Há 20 anos com saudades do Nokia 3310
Caía no chão como ninguém. Era apanhar e continuar a usar, mesmo que fosse no meio de uma chamada. Hoje, o smartphone cai e, de repente, somos um cirurgião que tenta recuperar o telemóvel do chão com uma delicadeza e suspense que emociona.
Este tipo de acontecimento deixa-me nostalgicamente feliz. Dia 1 de Setembro de 2000, o mundo arregalava os olhos ao lançamento do revolucionário Nokia 3310. Sem querer emocionar ninguém, sem espremer as saudades recalcadas pela magia de ter este telemóvel, apenas deixo um desafio: ler o texto no iPhone ou qualquer outro smartphone táctil de última geração, sem querer trocar o Candy Crush por umas horas de Snake.
É difícil fugir à nostalgia deste dia, destes tempos. Este tipo de coisas gritam por clichés sobre o tempo e como o tempo gosta tanto de andar tão depressa. Se a estrela do dia é um telefone, para quê falar de clichés infelizes quando o Nokia 3310 nos fazia tão felizes? Não querendo entrar em competições, o Nokia, sim, era um bom e velho amigo, enquanto estes smartphones são uns carentes do pior. E todos temos amigos assim, eu sei.
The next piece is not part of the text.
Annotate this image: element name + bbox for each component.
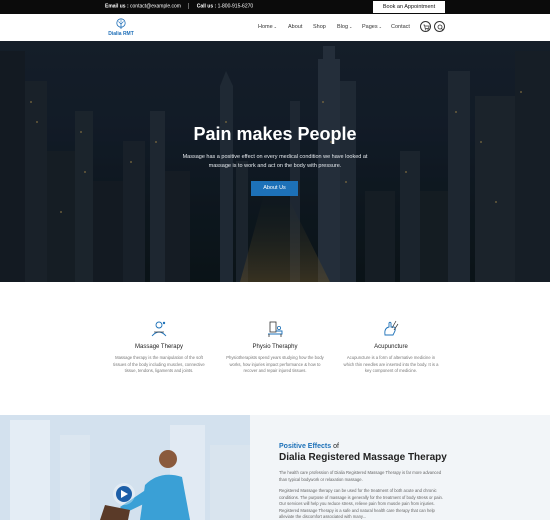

66655522222, que é como quem diz “olá”, porque quando há teclas verdadeiras escrever torna-se um jogo de lógica e não apenas em conseguir acertar à primeira nas letras que se desejam. Hoje, fazemos festinhas em ecrãs e, quando não funciona, ficamos pacatamente a observar o que acontece. O smartphone domina-nos, enquanto o Nokia nos estimulava. Não funciona? Carrega com mais força. E lá íamos nós para uma mensagem, directa ao assunto, sem rodeios, porque quando se paga vinte cêntimos por uma letra a mais, tudo ganha uma importância diferente.
Caía no chão como ninguém. Era apanhar e continuar a usar, mesmo que fosse no meio de uma chamada. Hoje, o smartphone cai e, de repente, somos um cirurgião que tenta recuperar o telemóvel do chão com uma delicadeza e suspense que emociona. Quase sempre os estragos são uma dor na carteira. Para o Nokia, cair no chão é como pisar uma pedra pontiaguda: faz impressão, mas está tudo bem.
Muito mais que um bom preço, funcionalidades atractivas para a época ou facilidade de utilização, o Nokia 3310 era muito mais que um objecto. Muito mais que uma tecnologia. Era uma emoção. Era um amigo que nunca fugia, nem pressionava, um amigo que fazia companhia sem ser insistente. Um amigo que nunca se cansava de estar lá para nós, como se a sua energia fosse infinita. E sim, esta parte é uma homenagem à bateria de bom velho Nokia, onde um “pauzinho” chegava para ir a Badajoz e voltar, sem caramelos, porque o importante é a viagem e não o destino.
O Nokia andava quase o dia todo ao nosso lado, mas não nos deixava ansiosos se nos esquecêssemos dele nalgum lugar. Respeitava o nosso espaço e muito raramente invadia a nossa privacidade. Não nos observava em cada passo. Estava perto e nunca demasiado. Não nos atacava com mil e umas notificações de 33 redes sociais. O Nokia não nos “atirava à cara” informações que não queríamos saber. Para saber a vida dos outros, tínhamos de lhes perguntar, e assim ficávamos todos muito menos cuscos.
Mais que um telemóvel, o Nokia 3310 foi um hino à liberdade de viver e aproveitar os pequenos prazeres da vida. Foi um complemento dos nossos prazeres e nunca uma dependência. Foi tudo o que sempre sonhámos, sem imaginar que o queríamos tanto. Meu querido, ainda nos voltamos a ver ou preferes ser D. Sebastião?